Cleve peered learnedly. "Doesn't indicate a thing. They were born with those grins. They'll die with them."
Of the seven strong men, Larkin exuded the most power. Thus, his role of leader was a natural one. No man would ever stand in front of Larkin. He said, "To hell with color or the shape of their mouths. What we're after lies inside. Come on. Let's set up a camp."
"For the time being," Cleve cautioned, "we must ignore them. Later—we know what to do. I'll give the nod."

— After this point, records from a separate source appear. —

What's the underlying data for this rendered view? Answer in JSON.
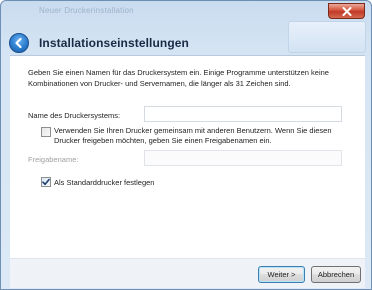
{
  "window": {
    "title": "Neuer Druckerinstallation"
  },
  "header": {
    "title": "Installationseinstellungen"
  },
  "intro": {
    "text": "Geben Sie einen Namen für das Druckersystem ein. Einige Programme unterstützen keine Kombinationen von Drucker- und Servernamen, die länger als 31 Zeichen sind."
  },
  "form": {
    "name_label": "Name des Druckersystems:",
    "name_value": "",
    "share_checkbox_label": "Verwenden Sie Ihren Drucker gemeinsam mit anderen Benutzern. Wenn Sie diesen Drucker freigeben möchten, geben Sie einen Freigabenamen ein.",
    "share_checked": false,
    "share_name_label": "Freigabename:",
    "share_name_value": "",
    "default_checkbox_label": "Als Standarddrucker festlegen",
    "default_checked": true
  },
  "buttons": {
    "next_label": "Weiter >",
    "cancel_label": "Abbrechen"
  },
  "icons": {
    "close": "close-icon",
    "back": "back-arrow-icon",
    "check": "checkmark-icon"
  },
  "colors": {
    "accent": "#2a7ccd",
    "close": "#c0392a"
  }
}
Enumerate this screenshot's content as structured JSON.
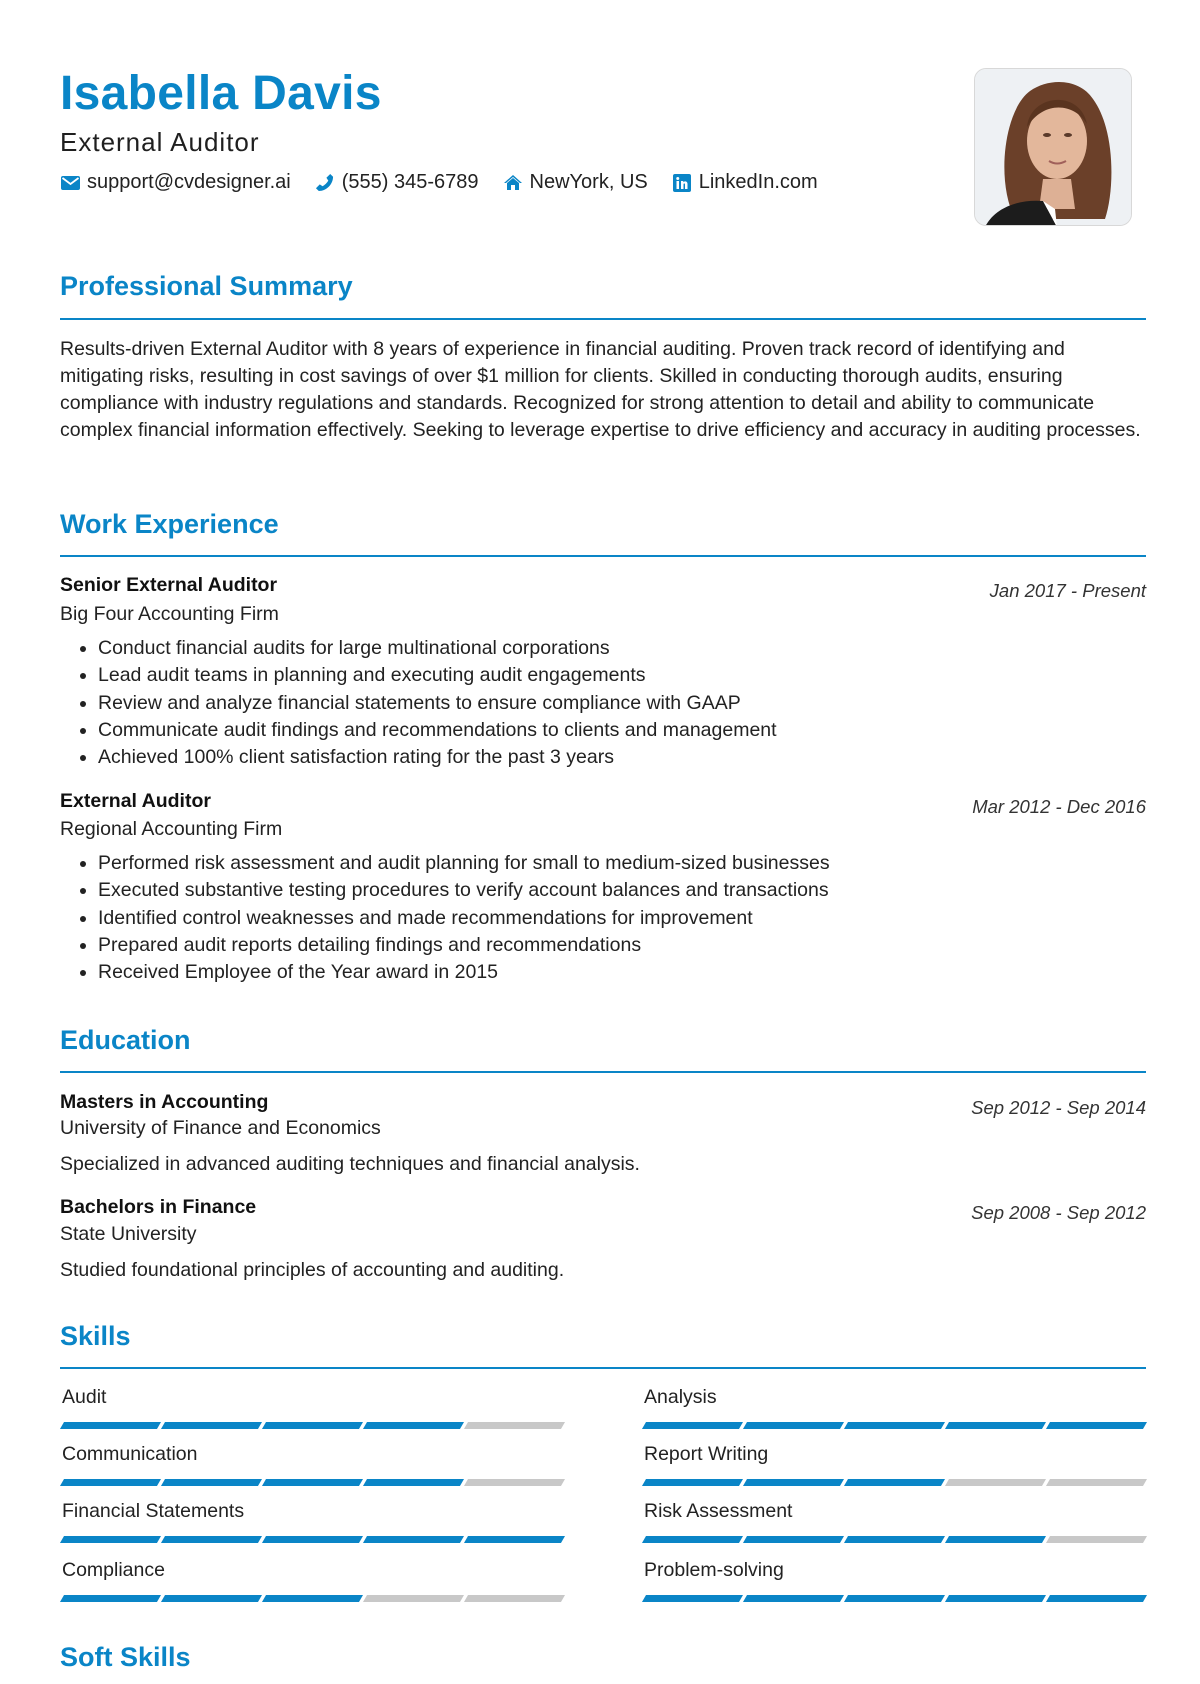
{
  "header": {
    "name": "Isabella Davis",
    "title": "External Auditor",
    "contacts": [
      {
        "icon": "envelope-icon",
        "text": "support@cvdesigner.ai"
      },
      {
        "icon": "phone-icon",
        "text": "(555) 345-6789"
      },
      {
        "icon": "home-icon",
        "text": "NewYork, US"
      },
      {
        "icon": "linkedin-icon",
        "text": "LinkedIn.com"
      }
    ],
    "photo_alt": "Profile photo of Isabella Davis"
  },
  "colors": {
    "accent": "#0a85c7",
    "bar_empty": "#c8c8c8",
    "text": "#222222"
  },
  "summary": {
    "heading": "Professional Summary",
    "text": "Results-driven External Auditor with 8 years of experience in financial auditing. Proven track record of identifying and mitigating risks, resulting in cost savings of over $1 million for clients. Skilled in conducting thorough audits, ensuring compliance with industry regulations and standards. Recognized for strong attention to detail and ability to communicate complex financial information effectively. Seeking to leverage expertise to drive efficiency and accuracy in auditing processes."
  },
  "experience": {
    "heading": "Work Experience",
    "jobs": [
      {
        "title": "Senior External Auditor",
        "company": "Big Four Accounting Firm",
        "dates": "Jan 2017 - Present",
        "bullets": [
          "Conduct financial audits for large multinational corporations",
          "Lead audit teams in planning and executing audit engagements",
          "Review and analyze financial statements to ensure compliance with GAAP",
          "Communicate audit findings and recommendations to clients and management",
          "Achieved 100% client satisfaction rating for the past 3 years"
        ]
      },
      {
        "title": "External Auditor",
        "company": "Regional Accounting Firm",
        "dates": "Mar 2012 - Dec 2016",
        "bullets": [
          "Performed risk assessment and audit planning for small to medium-sized businesses",
          "Executed substantive testing procedures to verify account balances and transactions",
          "Identified control weaknesses and made recommendations for improvement",
          "Prepared audit reports detailing findings and recommendations",
          "Received Employee of the Year award in 2015"
        ]
      }
    ]
  },
  "education": {
    "heading": "Education",
    "items": [
      {
        "degree": "Masters in Accounting",
        "school": "University of Finance and Economics",
        "dates": "Sep 2012 - Sep 2014",
        "description": "Specialized in advanced auditing techniques and financial analysis."
      },
      {
        "degree": "Bachelors in Finance",
        "school": "State University",
        "dates": "Sep 2008 - Sep 2012",
        "description": "Studied foundational principles of accounting and auditing."
      }
    ]
  },
  "skills": {
    "heading": "Skills",
    "max_level": 5,
    "items": [
      {
        "name": "Audit",
        "level": 4
      },
      {
        "name": "Analysis",
        "level": 5
      },
      {
        "name": "Communication",
        "level": 4
      },
      {
        "name": "Report Writing",
        "level": 3
      },
      {
        "name": "Financial Statements",
        "level": 5
      },
      {
        "name": "Risk Assessment",
        "level": 4
      },
      {
        "name": "Compliance",
        "level": 3
      },
      {
        "name": "Problem-solving",
        "level": 5
      }
    ]
  },
  "soft_skills": {
    "heading": "Soft Skills"
  }
}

They brought what they needed out of the ship. They brought the plastic tents, broke the small, attached cylinders, and watched the tents bulge up into living quarters. They set up the vapor condenser and it began filling the water tank from the air about them. They plugged a line into the ship and attached it to the tent-line. Immediately the gasses in the plastic tents began to glow and give off both light and heat.
They did many things while the Martians stood silently by with their arms hanging, their splay-feet flat on the ground, their slash-mouths grinning.
The seven sat down to their first meal under the Martian stars and while they ate the rich, delicate foods, they listened to the words of Larkin. "A new empire waiting to be built. A whole planet—virgin—new."
"Not new," Dane, the archeologist, said. "It's older than Earth. It's been worked before."
Larkin waved an impatient hand. "But hardly scratched. It can have risen and fallen a thousand times for all we care. The important thing is the vital ingredient of empire. Is it here? Can it be harnessed? Are we or are we not, on the threshold of wealth, splendor, and progress so great as to take away the breath?"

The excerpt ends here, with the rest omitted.